Temperature and concentration dependent fibrillogenesis for improved magnetic alignment of collagen gels

Abstract

Collagen fibrils form the structural basis for a broad range of complex biological tissues and materials. Collagen serves as an ideal natural polymer, formed as gels or matrices, for engineering solutions aimed at the regeneration of tissues following damage or disease. Recapitulation of native tissue hierarchical structure involves the careful consideration of the fibril-microstructure of the target tissue extracellular matrix and the choice of fibrillogenesis conditions that favor spatially-dependent fibril alignment. While magnetic fields non-destructively influence collagen fibrillogenesis and alignment, previous methods have demonstrated only limited control, especially when preparing large volume tissue constructs suitable for implantation. In this study, we investigate the use of temperature-controlled fibrillogenesis over a range of applicable collagen concentrations for improved magnetic alignment of polymerizable collagen-fibril gels. Magnetically aligned collagen gels show that bulk and microscale fibril alignment depend on both polymerization temperature and collagen concentration. The degree of fibril alignment at the microscale increased with decreasing polymerization temperature and collagen concentration.
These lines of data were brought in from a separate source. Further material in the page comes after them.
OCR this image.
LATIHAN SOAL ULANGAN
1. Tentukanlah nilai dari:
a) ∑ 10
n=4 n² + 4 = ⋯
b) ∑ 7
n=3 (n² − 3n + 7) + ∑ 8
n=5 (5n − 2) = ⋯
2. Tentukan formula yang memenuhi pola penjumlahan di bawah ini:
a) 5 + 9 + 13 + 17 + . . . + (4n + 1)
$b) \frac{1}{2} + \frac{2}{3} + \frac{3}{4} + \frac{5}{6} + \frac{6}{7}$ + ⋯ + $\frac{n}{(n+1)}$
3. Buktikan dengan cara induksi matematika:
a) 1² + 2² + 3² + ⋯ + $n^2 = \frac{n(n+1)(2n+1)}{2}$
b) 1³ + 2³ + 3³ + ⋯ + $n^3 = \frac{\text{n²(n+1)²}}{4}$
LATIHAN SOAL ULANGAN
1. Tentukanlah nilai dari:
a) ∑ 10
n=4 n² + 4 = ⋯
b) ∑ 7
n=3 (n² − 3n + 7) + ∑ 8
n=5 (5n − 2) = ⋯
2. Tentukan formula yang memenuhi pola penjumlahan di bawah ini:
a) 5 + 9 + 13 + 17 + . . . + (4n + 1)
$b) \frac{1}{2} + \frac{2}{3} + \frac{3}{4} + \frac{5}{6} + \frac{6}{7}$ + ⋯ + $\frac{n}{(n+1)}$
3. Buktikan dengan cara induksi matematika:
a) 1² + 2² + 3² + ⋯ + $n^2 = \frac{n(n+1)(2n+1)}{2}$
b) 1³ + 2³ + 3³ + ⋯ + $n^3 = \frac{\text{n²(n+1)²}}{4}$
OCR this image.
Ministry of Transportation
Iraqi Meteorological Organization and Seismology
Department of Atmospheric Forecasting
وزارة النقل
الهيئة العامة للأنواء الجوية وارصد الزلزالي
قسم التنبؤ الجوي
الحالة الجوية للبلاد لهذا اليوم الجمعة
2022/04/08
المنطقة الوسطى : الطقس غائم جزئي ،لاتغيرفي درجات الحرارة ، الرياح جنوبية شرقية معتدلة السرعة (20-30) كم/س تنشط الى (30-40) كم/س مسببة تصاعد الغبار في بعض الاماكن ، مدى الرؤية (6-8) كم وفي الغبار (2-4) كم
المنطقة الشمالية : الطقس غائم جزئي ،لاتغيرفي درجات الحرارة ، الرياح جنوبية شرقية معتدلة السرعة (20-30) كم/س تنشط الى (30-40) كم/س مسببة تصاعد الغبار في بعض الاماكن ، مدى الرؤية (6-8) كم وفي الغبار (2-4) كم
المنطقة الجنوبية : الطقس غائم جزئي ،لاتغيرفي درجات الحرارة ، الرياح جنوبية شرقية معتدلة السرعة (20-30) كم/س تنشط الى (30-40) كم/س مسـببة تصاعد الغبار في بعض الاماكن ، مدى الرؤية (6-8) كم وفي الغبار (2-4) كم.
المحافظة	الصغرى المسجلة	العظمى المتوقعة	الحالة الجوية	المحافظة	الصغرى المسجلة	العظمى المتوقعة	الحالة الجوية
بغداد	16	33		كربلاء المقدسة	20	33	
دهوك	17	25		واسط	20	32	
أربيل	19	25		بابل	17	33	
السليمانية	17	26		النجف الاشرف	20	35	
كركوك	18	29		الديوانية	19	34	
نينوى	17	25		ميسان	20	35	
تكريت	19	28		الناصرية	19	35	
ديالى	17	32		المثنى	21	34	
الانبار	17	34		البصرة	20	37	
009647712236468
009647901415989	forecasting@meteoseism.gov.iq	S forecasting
Further, computational simulations suggest that lower polymerization temperatures affect the internal gel temperature distribution and convective fluid velocity, potentially facilitating greater fibril alignment. This work demonstrates improvements in observed fibril anisotropy compared to previous work using similar magnetic field strengths, suggesting that temperature and collagen concentration may be utilized to achieve desired fibril alignment and structural properties. Improved control of collagen-based gel structure may better emulate native tissue structural (alignment) and physical properties, with enhanced potential for repair success in vivo.